Being unmanned, these warriors made out of steel are another part of the shield to protect the men serving the Hellenic cause.
Promachoi are, to put it shortly, walking tanks. They are exceedingly tough, and only a well-supplied and placed network of anti-armor weaponries can take them down. If you are unlucky enough to have one standing against you, avoid them if possible, especially when they have support. A direct engagement with these mechanical beasts will rarely if ever turn in our favor.
The Promachoi are indeed worthy pieces of robotics: they are alongside our Mecha-Hoplitai to be the beginning of the durable battle robots, and these are tougher than ours. Nonetheless, Promachoi are not invincible. Take them down while they are isolated, snipe them with railguns, or bomb them down with our Peregrine.
This big robot should be ours! They would make perfect robots to make all our fighters feel like super rangers! Aside from that, these robots simply won't be destroyed even with the largest of baby groups. However, tanks and zappy guns have a chance at taking down one owned by the bad guys. But still, we don't want one of these put against us, since it would cause a lot of broken things.
Promachoi are our pride and joy, created by the Mechanical College led by Kallistrata herself. Kallistrata doesn't put too much trust in these mighty war machines, although I believe this is due to the lack of integration of light infantry to our armies that led to the destruction of many of these in the Xenophobic War. With the light infantry to help achieve strategic goals, Promachoi will make for excellent war machines.
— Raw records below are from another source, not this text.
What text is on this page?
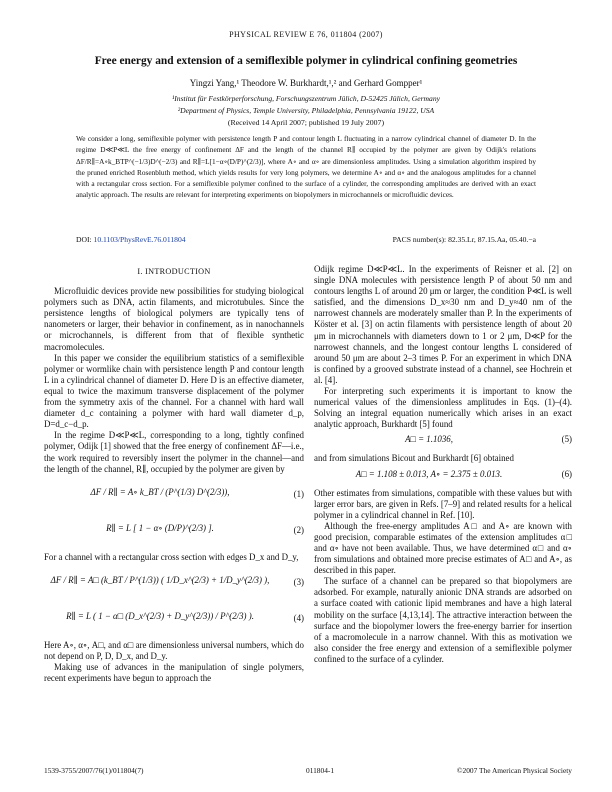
PHYSICAL REVIEW E 76, 011804 (2007)
Free energy and extension of a semiflexible polymer in cylindrical confining geometries
Yingzi Yang,¹ Theodore W. Burkhardt,¹,² and Gerhard Gompper¹
¹Institut für Festkörperforschung, Forschungszentrum Jülich, D-52425 Jülich, Germany
²Department of Physics, Temple University, Philadelphia, Pennsylvania 19122, USA
(Received 14 April 2007; published 19 July 2007)
We consider a long, semiflexible polymer with persistence length P and contour length L fluctuating in a narrow cylindrical channel of diameter D. In the regime D≪P≪L the free energy of confinement ΔF and the length of the channel R∥ occupied by the polymer are given by Odijk's relations ΔF/R∥=A∘k_BTP^(−1/3)D^(−2/3) and R∥=L[1−α∘(D/P)^(2/3)], where A∘ and α∘ are dimensionless amplitudes. Using a simulation algorithm inspired by the pruned enriched Rosenbluth method, which yields results for very long polymers, we determine A∘ and α∘ and the analogous amplitudes for a channel with a rectangular cross section. For a semiflexible polymer confined to the surface of a cylinder, the corresponding amplitudes are derived with an exact analytic approach. The results are relevant for interpreting experiments on biopolymers in microchannels or microfluidic devices.
DOI: 10.1103/PhysRevE.76.011804	PACS number(s): 82.35.Lr, 87.15.Aa, 05.40.−a
I. INTRODUCTION

Microfluidic devices provide new possibilities for studying biological polymers such as DNA, actin filaments, and microtubules. Since the persistence lengths of biological polymers are typically tens of nanometers or larger, their behavior in confinement, as in nanochannels or microchannels, is different from that of flexible synthetic macromolecules.

In this paper we consider the equilibrium statistics of a semiflexible polymer or wormlike chain with persistence length P and contour length L in a cylindrical channel of diameter D. Here D is an effective diameter, equal to twice the maximum transverse displacement of the polymer from the symmetry axis of the channel. For a channel with hard wall diameter d_c containing a polymer with hard wall diameter d_p, D=d_c−d_p.

In the regime D≪P≪L, corresponding to a long, tightly confined polymer, Odijk [1] showed that the free energy of confinement ΔF—i.e., the work required to reversibly insert the polymer in the channel—and the length of the channel, R∥, occupied by the polymer are given by

ΔF / R∥ = A∘ k_BT / (P^(1/3) D^(2/3)),	(1)
R∥ = L [ 1 − α∘ (D/P)^(2/3) ].	(2)

For a channel with a rectangular cross section with edges D_x and D_y,

ΔF / R∥ = A□ (k_BT / P^(1/3)) ( 1/D_x^(2/3) + 1/D_y^(2/3) ),	(3)
R∥ = L ( 1 − α□ (D_x^(2/3) + D_y^(2/3)) / P^(2/3) ).	(4)

Here A∘, α∘, A□, and α□ are dimensionless universal numbers, which do not depend on P, D, D_x, and D_y.

Making use of advances in the manipulation of single polymers, recent experiments have begun to approach the

Odijk regime D≪P≪L. In the experiments of Reisner et al. [2] on single DNA molecules with persistence length P of about 50 nm and contours lengths L of around 20 μm or larger, the condition P≪L is well satisfied, and the dimensions D_x≈30 nm and D_y≈40 nm of the narrowest channels are moderately smaller than P. In the experiments of Köster et al. [3] on actin filaments with persistence length of about 20 μm in microchannels with diameters down to 1 or 2 μm, D≪P for the narrowest channels, and the longest contour lengths L considered of around 50 μm are about 2–3 times P. For an experiment in which DNA is confined by a grooved substrate instead of a channel, see Hochrein et al. [4].

For interpreting such experiments it is important to know the numerical values of the dimensionless amplitudes in Eqs. (1)–(4). Solving an integral equation numerically which arises in an exact analytic approach, Burkhardt [5] found

A□ = 1.1036,	(5)

and from simulations Bicout and Burkhardt [6] obtained

A□ = 1.108 ± 0.013, A∘ = 2.375 ± 0.013.	(6)

Other estimates from simulations, compatible with these values but with larger error bars, are given in Refs. [7–9] and related results for a helical polymer in a cylindrical channel in Ref. [10].

Although the free-energy amplitudes A□ and A∘ are known with good precision, comparable estimates of the extension amplitudes α□ and α∘ have not been available. Thus, we have determined α□ and α∘ from simulations and obtained more precise estimates of A□ and A∘, as described in this paper.

The surface of a channel can be prepared so that biopolymers are adsorbed. For example, naturally anionic DNA strands are adsorbed on a surface coated with cationic lipid membranes and have a high lateral mobility on the surface [4,13,14]. The attractive interaction between the surface and the biopolymer lowers the free-energy barrier for insertion of a macromolecule in a narrow channel. With this as motivation we also consider the free energy and extension of a semiflexible polymer confined to the surface of a cylinder.

1539-3755/2007/76(1)/011804(7)	011804-1	©2007 The American Physical Society
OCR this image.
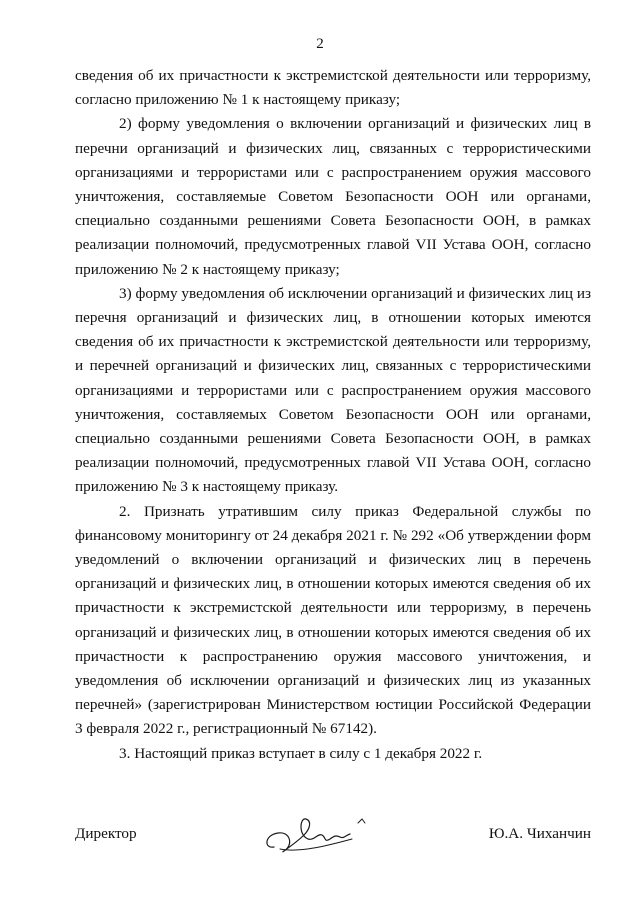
2

сведения об их причастности к экстремистской деятельности или терроризму, согласно приложению № 1 к настоящему приказу;

2) форму уведомления о включении организаций и физических лиц в перечни организаций и физических лиц, связанных с террористическими организациями и террористами или с распространением оружия массового уничтожения, составляемые Советом Безопасности ООН или органами, специально созданными решениями Совета Безопасности ООН, в рамках реализации полномочий, предусмотренных главой VII Устава ООН, согласно приложению № 2 к настоящему приказу;

3) форму уведомления об исключении организаций и физических лиц из перечня организаций и физических лиц, в отношении которых имеются сведения об их причастности к экстремистской деятельности или терроризму, и перечней организаций и физических лиц, связанных с террористическими организациями и террористами или с распространением оружия массового уничтожения, составляемых Советом Безопасности ООН или органами, специально созданными решениями Совета Безопасности ООН, в рамках реализации полномочий, предусмотренных главой VII Устава ООН, согласно приложению № 3 к настоящему приказу.

2. Признать утратившим силу приказ Федеральной службы по финансовому мониторингу от 24 декабря 2021 г. № 292 «Об утверждении форм уведомлений о включении организаций и физических лиц в перечень организаций и физических лиц, в отношении которых имеются сведения об их причастности к экстремистской деятельности или терроризму, в перечень организаций и физических лиц, в отношении которых имеются сведения об их причастности к распространению оружия массового уничтожения, и уведомления об исключении организаций и физических лиц из указанных перечней» (зарегистрирован Министерством юстиции Российской Федерации 3 февраля 2022 г., регистрационный № 67142).

3. Настоящий приказ вступает в силу с 1 декабря 2022 г.

Директор	Ю.А. Чиханчин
After all, their frontline roles and heavy armor make them excellent in absorbing enemy fire, while our lighter armored forces can deal damage as firepower is diverted towards these vanguard units.
These infernal robots called the Promachoi are some of the ultimate creation of the devil that seeks to enslave us. These devices owned by the government will stop at nothing less than complete destruction of their enemies, and especially us, to ensure that we will be enslaved to their will, forcing us to pay taxes and submit to regulations. However, we are not defenseless either. Have anti-armor weapons and lot of it, for that is the key to keeping these infernal enforcers of slavery away.
The Promachos appear as the Arche Philhellenike's high-tech robotic unit. It is very well armored at par or more so than the heavy tanks of the other factions. They can be equipped in the Hoplomachos fashion, in which they fight in a fashion akin to a one-man hoplites with a shield and a spear, or the Apollyon fashion, making them adept at ranged combat by giving them a Promachos-exclusive assault weapon that doubles as a heavy cannon and a close-combat weapon. The Hoplomachos setting makes them durable especially against direct ranged fire while sacrificing all but the most basic of ranged abilities (they can fire a shot or two through the spear before charging), while the Apollyon setting makes them an all-rounder fighter, although they aren't as durable against direct anti-vehicle fire.
- Their aesthetics are heavily based upon the Imperial Knights of the Warhammer 40k universe, along with the Greek thematics of the Arche.